Vim and Emacs ideas, rebuilt around AI

An AI-native modal editor for the terminal.

CodeClaws takes the durable ideas behind Vim and Emacs — modes, buffers, leader keys, panes, programmable commands — runs locally by default, or via any OpenAI-compatible API, and gives the AI the same live context you have: editor, shell, git, tests, traces, and project rules.

Editing
Modal buffers and leader keys
System
Programmable terminal UI
AI
Session-aware command layer
Animated CodeClaws demo showing a modal buffer, leader-key AI commands, a failed shell test, a CodeClaw fix proposal, and a saved trace.

Get qe

Install on macOS or Linux.

Prebuilt v0.1.1 packages ship the editor binary and Rust sidecar. You still need Node.js 22+ on your PATH. Supported: macOS (Apple Silicon and Intel) and Linux x86_64.

Homebrew

macOSLinux

Tap kroq86/qe and install the formula.

brew tap kroq86/qe
brew install qe

Install script

macOSLinux

Downloads the release tarball for your OS/arch into /usr/local by default.

curl -fsSL https://raw.githubusercontent.com/kroq86/ide/main/install.sh | sh

Custom prefix: sh -s -- --prefix ~/.local (pipe the script into sh).

APT

DebianUbuntu

.deb packages are published to the GitHub Pages apt repo on each stable release.

echo "deb [trusted=yes] https://kroq86.github.io/ide/ stable main" | sudo tee /etc/apt/sources.list.d/qe.list
sudo apt update
sudo apt install qe

From source

macOSLinux

Clone, build, and link the CLI — same path as contributors running the demo fixture.

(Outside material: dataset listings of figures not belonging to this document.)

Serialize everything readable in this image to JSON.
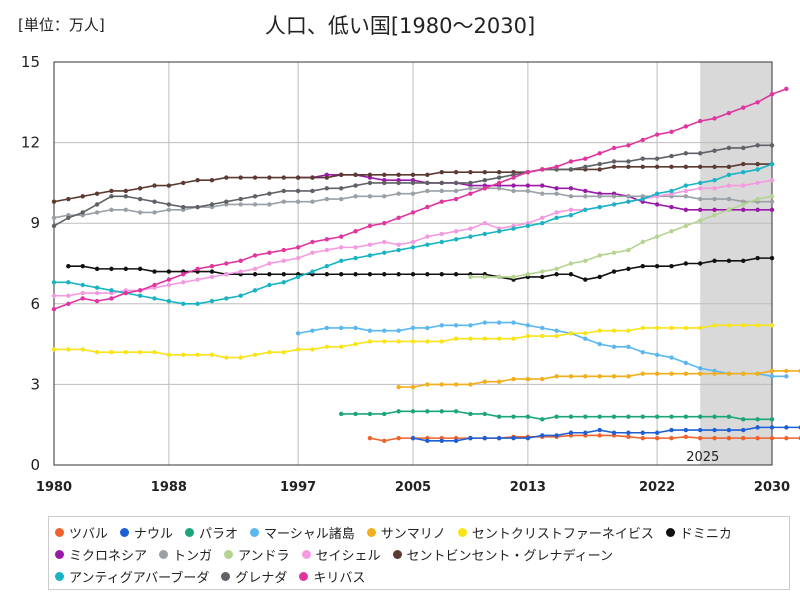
{
  "chart_data": {
    "type": "line",
    "title": "人口、低い国[1980～2030]",
    "unit_label": "[単位：万人]",
    "xlim": [
      1980,
      2030
    ],
    "ylim": [
      0,
      15
    ],
    "x_ticks": [
      1980,
      1988,
      1997,
      2005,
      2013,
      2022,
      2030
    ],
    "y_ticks": [
      0,
      3,
      6,
      9,
      12,
      15
    ],
    "forecast_start": 2025,
    "forecast_label": "2025",
    "grid": true,
    "legend_position": "bottom",
    "series": [
      {
        "name": "ツバル",
        "color": "#f0622b",
        "start": 2002,
        "values": [
          1.0,
          0.9,
          1.0,
          1.0,
          1.0,
          1.0,
          1.0,
          1.0,
          1.0,
          1.0,
          1.05,
          1.05,
          1.05,
          1.05,
          1.1,
          1.1,
          1.1,
          1.1,
          1.05,
          1.0,
          1.0,
          1.0,
          1.05,
          1.0,
          1.0,
          1.0,
          1.0,
          1.0,
          1.0,
          1.0,
          1.0
        ]
      },
      {
        "name": "ナウル",
        "color": "#1f5fd6",
        "start": 2005,
        "values": [
          1.0,
          0.9,
          0.9,
          0.9,
          1.0,
          1.0,
          1.0,
          1.0,
          1.0,
          1.1,
          1.1,
          1.2,
          1.2,
          1.3,
          1.2,
          1.2,
          1.2,
          1.2,
          1.3,
          1.3,
          1.3,
          1.3,
          1.3,
          1.3,
          1.4,
          1.4,
          1.4,
          1.4
        ]
      },
      {
        "name": "パラオ",
        "color": "#1aa57a",
        "start": 2000,
        "values": [
          1.9,
          1.9,
          1.9,
          1.9,
          2.0,
          2.0,
          2.0,
          2.0,
          2.0,
          1.9,
          1.9,
          1.8,
          1.8,
          1.8,
          1.7,
          1.8,
          1.8,
          1.8,
          1.8,
          1.8,
          1.8,
          1.8,
          1.8,
          1.8,
          1.8,
          1.8,
          1.8,
          1.8,
          1.7,
          1.7,
          1.7
        ]
      },
      {
        "name": "マーシャル諸島",
        "color": "#5ab7ef",
        "start": 1997,
        "values": [
          4.9,
          5.0,
          5.1,
          5.1,
          5.1,
          5.0,
          5.0,
          5.0,
          5.1,
          5.1,
          5.2,
          5.2,
          5.2,
          5.3,
          5.3,
          5.3,
          5.2,
          5.1,
          5.0,
          4.9,
          4.7,
          4.5,
          4.4,
          4.4,
          4.2,
          4.1,
          4.0,
          3.8,
          3.6,
          3.5,
          3.4,
          3.4,
          3.4,
          3.3,
          3.3
        ]
      },
      {
        "name": "サンマリノ",
        "color": "#f2ae1c",
        "start": 2004,
        "values": [
          2.9,
          2.9,
          3.0,
          3.0,
          3.0,
          3.0,
          3.1,
          3.1,
          3.2,
          3.2,
          3.2,
          3.3,
          3.3,
          3.3,
          3.3,
          3.3,
          3.3,
          3.4,
          3.4,
          3.4,
          3.4,
          3.4,
          3.4,
          3.4,
          3.4,
          3.4,
          3.5,
          3.5,
          3.5
        ]
      },
      {
        "name": "セントクリストファーネイビス",
        "color": "#f7e41a",
        "start": 1980,
        "values": [
          4.3,
          4.3,
          4.3,
          4.2,
          4.2,
          4.2,
          4.2,
          4.2,
          4.1,
          4.1,
          4.1,
          4.1,
          4.0,
          4.0,
          4.1,
          4.2,
          4.2,
          4.3,
          4.3,
          4.4,
          4.4,
          4.5,
          4.6,
          4.6,
          4.6,
          4.6,
          4.6,
          4.6,
          4.7,
          4.7,
          4.7,
          4.7,
          4.7,
          4.8,
          4.8,
          4.8,
          4.9,
          4.9,
          5.0,
          5.0,
          5.0,
          5.1,
          5.1,
          5.1,
          5.1,
          5.1,
          5.2,
          5.2,
          5.2,
          5.2,
          5.2
        ]
      },
      {
        "name": "ドミニカ",
        "color": "#111111",
        "start": 1981,
        "values": [
          7.4,
          7.4,
          7.3,
          7.3,
          7.3,
          7.3,
          7.2,
          7.2,
          7.2,
          7.2,
          7.2,
          7.1,
          7.1,
          7.1,
          7.1,
          7.1,
          7.1,
          7.1,
          7.1,
          7.1,
          7.1,
          7.1,
          7.1,
          7.1,
          7.1,
          7.1,
          7.1,
          7.1,
          7.1,
          7.1,
          7.0,
          6.9,
          7.0,
          7.0,
          7.1,
          7.1,
          6.9,
          7.0,
          7.2,
          7.3,
          7.4,
          7.4,
          7.4,
          7.5,
          7.5,
          7.6,
          7.6,
          7.6,
          7.7,
          7.7
        ]
      },
      {
        "name": "ミクロネシア",
        "color": "#9a1aa8",
        "start": 1997,
        "values": [
          10.7,
          10.7,
          10.8,
          10.8,
          10.8,
          10.7,
          10.6,
          10.6,
          10.6,
          10.5,
          10.5,
          10.5,
          10.4,
          10.4,
          10.4,
          10.4,
          10.4,
          10.4,
          10.3,
          10.3,
          10.2,
          10.1,
          10.1,
          10.0,
          9.8,
          9.7,
          9.6,
          9.5,
          9.5,
          9.5,
          9.5,
          9.5,
          9.5,
          9.5
        ]
      },
      {
        "name": "トンガ",
        "color": "#9aa0a6",
        "start": 1980,
        "values": [
          9.2,
          9.3,
          9.3,
          9.4,
          9.5,
          9.5,
          9.4,
          9.4,
          9.5,
          9.5,
          9.6,
          9.6,
          9.7,
          9.7,
          9.7,
          9.7,
          9.8,
          9.8,
          9.8,
          9.9,
          9.9,
          10.0,
          10.0,
          10.0,
          10.1,
          10.1,
          10.2,
          10.2,
          10.2,
          10.3,
          10.3,
          10.3,
          10.2,
          10.2,
          10.1,
          10.1,
          10.0,
          10.0,
          10.0,
          10.0,
          10.0,
          10.0,
          10.0,
          10.0,
          10.0,
          9.9,
          9.9,
          9.9,
          9.8,
          9.8,
          9.8
        ]
      },
      {
        "name": "アンドラ",
        "color": "#b5d492",
        "start": 2009,
        "values": [
          7.0,
          7.0,
          7.0,
          7.0,
          7.1,
          7.2,
          7.3,
          7.5,
          7.6,
          7.8,
          7.9,
          8.0,
          8.3,
          8.5,
          8.7,
          8.9,
          9.1,
          9.3,
          9.5,
          9.7,
          9.9,
          10.0
        ]
      },
      {
        "name": "セイシェル",
        "color": "#f59ae0",
        "start": 1980,
        "values": [
          6.3,
          6.3,
          6.4,
          6.4,
          6.4,
          6.5,
          6.5,
          6.6,
          6.7,
          6.8,
          6.9,
          7.0,
          7.1,
          7.2,
          7.3,
          7.5,
          7.6,
          7.7,
          7.9,
          8.0,
          8.1,
          8.1,
          8.2,
          8.3,
          8.2,
          8.3,
          8.5,
          8.6,
          8.7,
          8.8,
          9.0,
          8.8,
          8.9,
          9.0,
          9.2,
          9.4,
          9.5,
          9.5,
          9.6,
          9.7,
          9.8,
          9.9,
          10.0,
          10.1,
          10.2,
          10.3,
          10.3,
          10.4,
          10.4,
          10.5,
          10.6
        ]
      },
      {
        "name": "セントビンセント・グレナディーン",
        "color": "#5b3a32",
        "start": 1980,
        "values": [
          9.8,
          9.9,
          10.0,
          10.1,
          10.2,
          10.2,
          10.3,
          10.4,
          10.4,
          10.5,
          10.6,
          10.6,
          10.7,
          10.7,
          10.7,
          10.7,
          10.7,
          10.7,
          10.7,
          10.7,
          10.8,
          10.8,
          10.8,
          10.8,
          10.8,
          10.8,
          10.8,
          10.9,
          10.9,
          10.9,
          10.9,
          10.9,
          10.9,
          10.9,
          11.0,
          11.0,
          11.0,
          11.0,
          11.0,
          11.1,
          11.1,
          11.1,
          11.1,
          11.1,
          11.1,
          11.1,
          11.1,
          11.1,
          11.2,
          11.2,
          11.2
        ]
      },
      {
        "name": "アンティグアバーブーダ",
        "color": "#19b3c4",
        "start": 1980,
        "values": [
          6.8,
          6.8,
          6.7,
          6.6,
          6.5,
          6.4,
          6.3,
          6.2,
          6.1,
          6.0,
          6.0,
          6.1,
          6.2,
          6.3,
          6.5,
          6.7,
          6.8,
          7.0,
          7.2,
          7.4,
          7.6,
          7.7,
          7.8,
          7.9,
          8.0,
          8.1,
          8.2,
          8.3,
          8.4,
          8.5,
          8.6,
          8.7,
          8.8,
          8.9,
          9.0,
          9.2,
          9.3,
          9.5,
          9.6,
          9.7,
          9.8,
          9.9,
          10.1,
          10.2,
          10.4,
          10.5,
          10.6,
          10.8,
          10.9,
          11.0,
          11.2
        ]
      },
      {
        "name": "グレナダ",
        "color": "#5f6166",
        "start": 1980,
        "values": [
          8.9,
          9.2,
          9.4,
          9.7,
          10.0,
          10.0,
          9.9,
          9.8,
          9.7,
          9.6,
          9.6,
          9.7,
          9.8,
          9.9,
          10.0,
          10.1,
          10.2,
          10.2,
          10.2,
          10.3,
          10.3,
          10.4,
          10.5,
          10.5,
          10.5,
          10.5,
          10.5,
          10.5,
          10.5,
          10.5,
          10.6,
          10.7,
          10.8,
          10.9,
          11.0,
          11.0,
          11.0,
          11.1,
          11.2,
          11.3,
          11.3,
          11.4,
          11.4,
          11.5,
          11.6,
          11.6,
          11.7,
          11.8,
          11.8,
          11.9,
          11.9
        ]
      },
      {
        "name": "キリバス",
        "color": "#e0359e",
        "start": 1980,
        "values": [
          5.8,
          6.0,
          6.2,
          6.1,
          6.2,
          6.4,
          6.5,
          6.7,
          6.9,
          7.1,
          7.3,
          7.4,
          7.5,
          7.6,
          7.8,
          7.9,
          8.0,
          8.1,
          8.3,
          8.4,
          8.5,
          8.7,
          8.9,
          9.0,
          9.2,
          9.4,
          9.6,
          9.8,
          9.9,
          10.1,
          10.3,
          10.5,
          10.7,
          10.9,
          11.0,
          11.1,
          11.3,
          11.4,
          11.6,
          11.8,
          11.9,
          12.1,
          12.3,
          12.4,
          12.6,
          12.8,
          12.9,
          13.1,
          13.3,
          13.5,
          13.8,
          14.0
        ]
      }
    ]
  }
}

git clone https://github.com/kroq86/ide.git
cd ide
npm install
npm run build
npm link
qe README.md

After install, run qe path/to/file. See the demo walkthrough or the v0.1.1 release assets.

Live path

Run the real demo fixture.

After installing qe, or from a dev checkout below: open a buffer, use leader keys, run a failing command, ask the AI command layer for a fix, and inspect the written trace.

npm --prefix app install
npm run build:native
bash scripts/dev.sh examples/broken-counter/src/counter.ts
CodeClaws animated demo loop from failed test to AI fix proposal and trace.
Contributor demo: modal buffer, leader command, failed test, AI proposal, verifier pass, trace saved.
01

Open shell

Press SPC t t and run the failing fixture test.

02

Ask CodeClaw

Press SPC a f to generate a fix from the last failed shell run. (CodeClaw is the AI fix layer built into CodeClaws.)

03

Inspect trace

Press SPC a t to review the summarized trace written under .codeclaw/.

The idea

Vim gave us modal control. Emacs gave us a programmable environment. CodeClaws adds session-aware AI.

Modal by default

Normal, insert, visual, command, and search modes make editing deliberate and fast in the terminal.

Programmable like Emacs

Commands, panels, shell runs, git state, and AI flows are composable pieces of one environment.

Session context

The assistant sees current buffer, shell failures, output tails, git diff, and project rules.

Verifiable AI

CodeClaw — the editor's AI fix layer — produces bounded proposals and trace files instead of silent repository rewrites.

Multi-provider

Switch between local Ollama models and cloud APIs (OpenAI, Groq) at runtime with SPC a m.

Contributor entry points

Small tasks that make the project easier to join.

The best first contributions make the editor feel more like the AI version of Vim/Emacs: stronger motions, better command discovery, cleaner panes, reliable traces, and a demo people can trust.

Docs

Record the broken-counter demo

Add a short terminal recording or screenshots showing the failing test, CodeClaw proposal, and trace viewer.

Test

Expand protocol smoke coverage

Add a focused test for snapshot edits, cursor movement, and the native sidecar fallback path.

UI

Improve command discovery

Polish which-key, command palette, and mode feedback so new users can learn the system by doing.

AI

Add example project rules

Create a small .codeclaw/ fixture with verifier rules and expected trace output.

Roadmap

Build the AI-native line from Vim and Emacs.

  1. Now

    Make the core loop sharp

    Modal editing, leader keys, shell failure capture, CodeClaw fix, and trace viewing should feel immediate.

  2. Next

    Complete the editing layer

    Motions, selections, multi-buffer, command palette, git UI, shell panes, and project navigation.

  3. Later

    AI as a first-class substrate

    Make the existing AI layer composable and extensible: programmable rules, agent memory, verification hooks, and inspectable traces across providers.